Cultivating a following for your band should be easy when you sound as good as SINKA. The alt-rock group self-produced an album last year, and are now heading out into the fold once more with Take Me To The Skies, a five-track EP that ties them ever-closer to their rock and roll stylings. They are strong stylings indeed, and should they continue on the same level of quality found in their latest tracks, then it should be a successful period for the alt-rock fans out there. They can cling to their hopes and dreams for as long as they like, but disappointment or disgust will meet with them sooner or later. For now, though, SINKA is doing a tremendous job of making sure such a stand-off is prevented, with a strong EP that opens up all the usual avenues of discussion.  

Their title track, Take Me To The Skies, opens the EP with a strong blend of heavier guitar rock and a slower handful of verses that focus on lyrics rather than licks. The guitar riffs and all-out rock are reserved for either side of the track, bookends to a story crafted amicably well by singer Shaun Sewell-Sears. If we think back to the glory days of the alt-rock boom, few could be defined as deep and understandable storytellers. They made music that sounded good but offered nothing to those that liked a bit of wordplay or charm to the lyrics. Something deeper than the clumsy offerings of Nirvana and their impending grunge filth. SINKA have that blend of a strong sound and exceptional style, all of it necessary to bolstering the semblance of a story unfolding.  

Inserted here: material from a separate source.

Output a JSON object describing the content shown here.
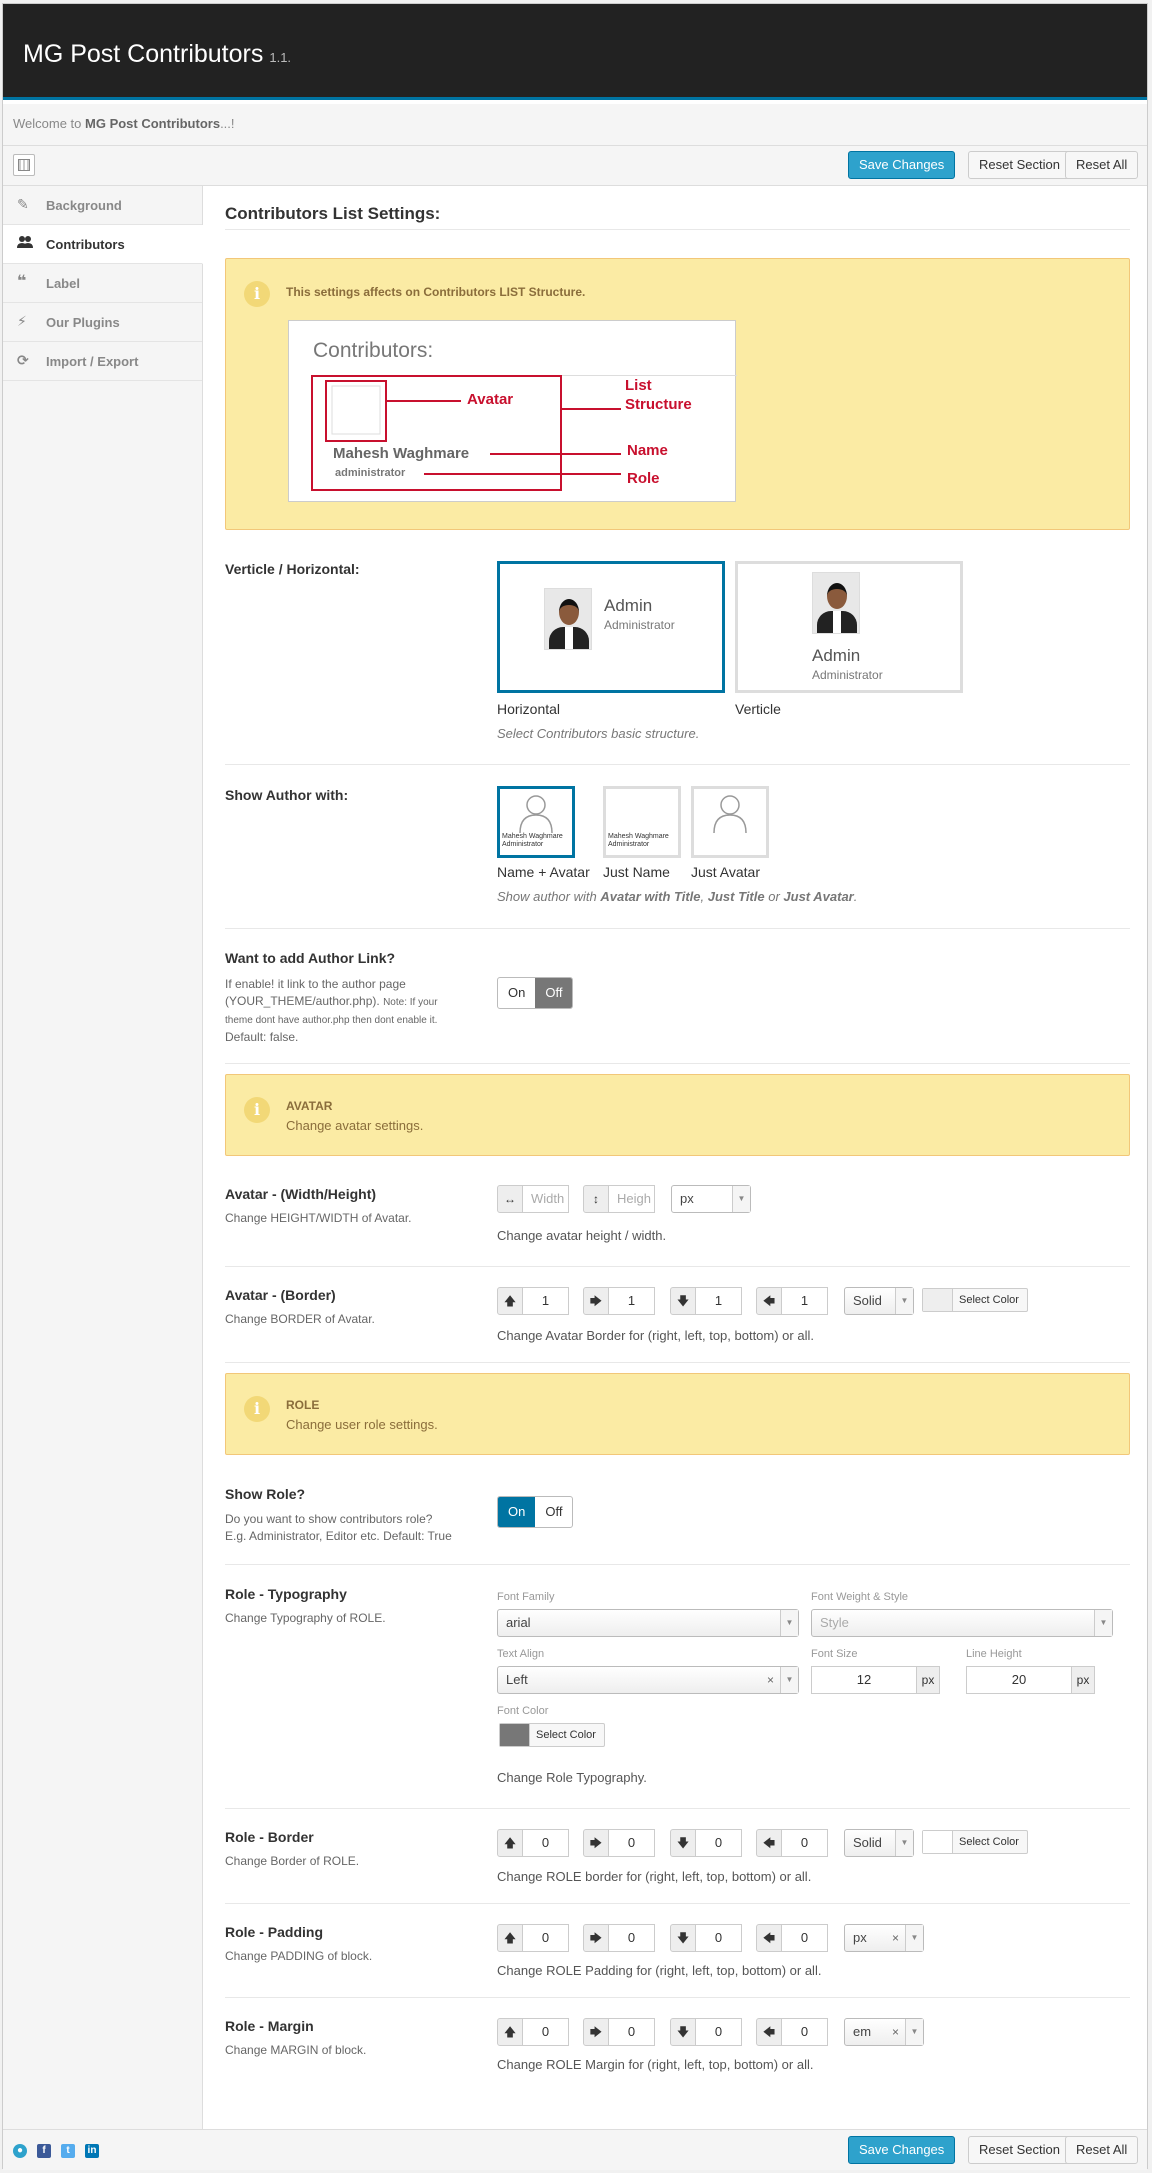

Tell Me My Name, for instance, sounds like a song of consequence and loss. It is a song that muses on the indecisions of its protagonist, whoever that may be. Alt-rock has wandered through the fog of innovation with little effect for the past decade, but SINKA has made their peace with that and offers up amicable tracks of effective, good-natured style. They are not boundary-pushing pieces, the repetition of the title track’s name on this second track leaves much to be desired, but at least the guitars underlining these moments are effective. Love, Love utilises this best. Do lyrics matter when the flicks and strums are heavy and engaging? Probably not, no, but it is nice that SINKA has offered the best of both worlds on a couple of tracks.  

An EP should showcase what a band or artist has to offer, and that is exactly what Take Me To The Skies does for SINKA. They are polishing their finest offerings and presenting them as a taster palette for a new and, hopefully, wider audience. A strong selection of songs that provide an enjoyable listen, but also room to grow. Any artist must have somewhere to go next, something to cling to as they fashion out their sound and continue on. SINKA have that, but they also have a strong, dependable core that will offer out fashionable and interesting tracks.